Untuk Bapak

Bapak, hari ini bapak ulang tahun, 6 Juli. Saya tidak akan mengungkit-ungkit tahun berapa bapak dilahirkan. Agar bapak selalu merasa muda.

Beberapa tahun lalu (bila diangkakan sudah berkepala dua) saya harap bapak merasa bahagia dengan lahirnya saya.
Saya kecil dan bertumbuh, terima kasih bapak karena telah mencukupkan saya.
Saya kemudian sekolah dan bertemu dengan banyak teman, terima kasih bapak telah menyuapkan sarapan dan memasangkkan sepatu sotik saya setiap ingin berangkat sekolah, karena jika saya pasang sendiri pasti tertukar. Kenapa sulit membedakan kiri dan kanan.

Bapak, saya ingat (ketika saya telah mengerti) bahwa ada sesuatu yang berbeda dengan pertemuan kita bapak. Teman-teman saya bertemu bapak mereka setiap hari, setiap malam makan bersama. Tapi saya, hanya bertemu bapak seminggu sekali. Saya tau bapak bekerja. Bapak, dalam artian yang lugu saya sangat rindu hari seminggu sekali itu.
Itu berlangsung hingga saya remaja bapak. Saya merasa bertumbuh dengan mengembangkan wejangan bapak yang saya dapatkan hanya seminggu sekali.
Tapi saya senang.

Bapak, sesungguhnya ketika dulu saya mengenal tentang cinta monyet.
Intensitas saya berdoa meminta perlindungan Allah atas diri bapak sedikit berkurang. Saya mengawali pagi dengan mendoakan orang yang saya sukai, cinta monyet itu.
Ketika hujan turun ditambah dengan gemuruh atau gledek saya tidak tahu, yang jelas suasana jadi kurang mengenakkan, saya berdoa agar Kasih saya selamat sampai rumahnya sementara saya juga tahu bahwa bapak sedang perjalanan pulang kerja ke rumah dengan motor butut. Tapi saya menyebut namanya dalam doa saya lebih dulu.
Saya minta maaf karena bapak bukan lagi menjadi yang pertama di dalam doa saya. Apa perlu saya mengutuk yang namanya masa mengenal cinta monyet?

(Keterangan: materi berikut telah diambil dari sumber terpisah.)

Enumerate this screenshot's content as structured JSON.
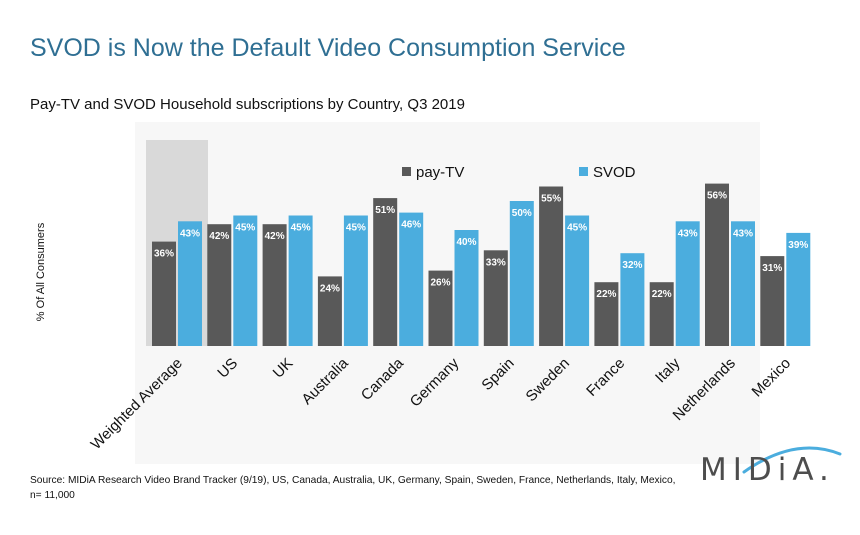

Beberapa tahun kemudian setelah beberapa kali ulang tahun bapak keadaan berbalik, saya lah yang pergi meninggalkan bapak. Merantau atau kuliah, kuliah atau merantau.
Saya minta maaf jika keputusan-keputusan saya sulit untuk bapak terima.
Dan saya sangat berterima kasih atas keputusan bapak melepaskan saya.
Saya pergi dalam empat kali ulang tahun bapak. Kita menjadi lebih dekat dengan pertemuan yang terulang setelah berbilang bulan.
Pembicaraan telah berbeda bapak, lebih ruwet dari yang dulu-dulu.
Saya ingat, suatu malam yang tenang sambil duduk makan-makan saya bertanya siapa presiden yang akan bapak pilih dipemilu mendatang, karena itu adalah pencoblosan saya yang pertama saya butuh pandangan bapak terhadap para kandidat. Kita bicara politik bapak.
Saya minta maaf bapak, diulang tahun bapak yang berikutnya saya belum bisa memutuskan untuk pulang kerumah, saya masih mencari sesuatu diperantauan saya.
Terima kasih bapak, meski sulit menerima keputusan saya bapak tetap melepaskan saya.
Lagi pula bapak masih pulang seminggu sekali.
Bapak masih berkerja.
Diulang tahun bapak yang sekarang (ternyata sudah 6 kali ulang tahun bapak) ternyata keadaan belum jauh berbeda.
Saya masih dalam pencarian sesuatu diperantauan dan bapak masih pulang seminggu sekali.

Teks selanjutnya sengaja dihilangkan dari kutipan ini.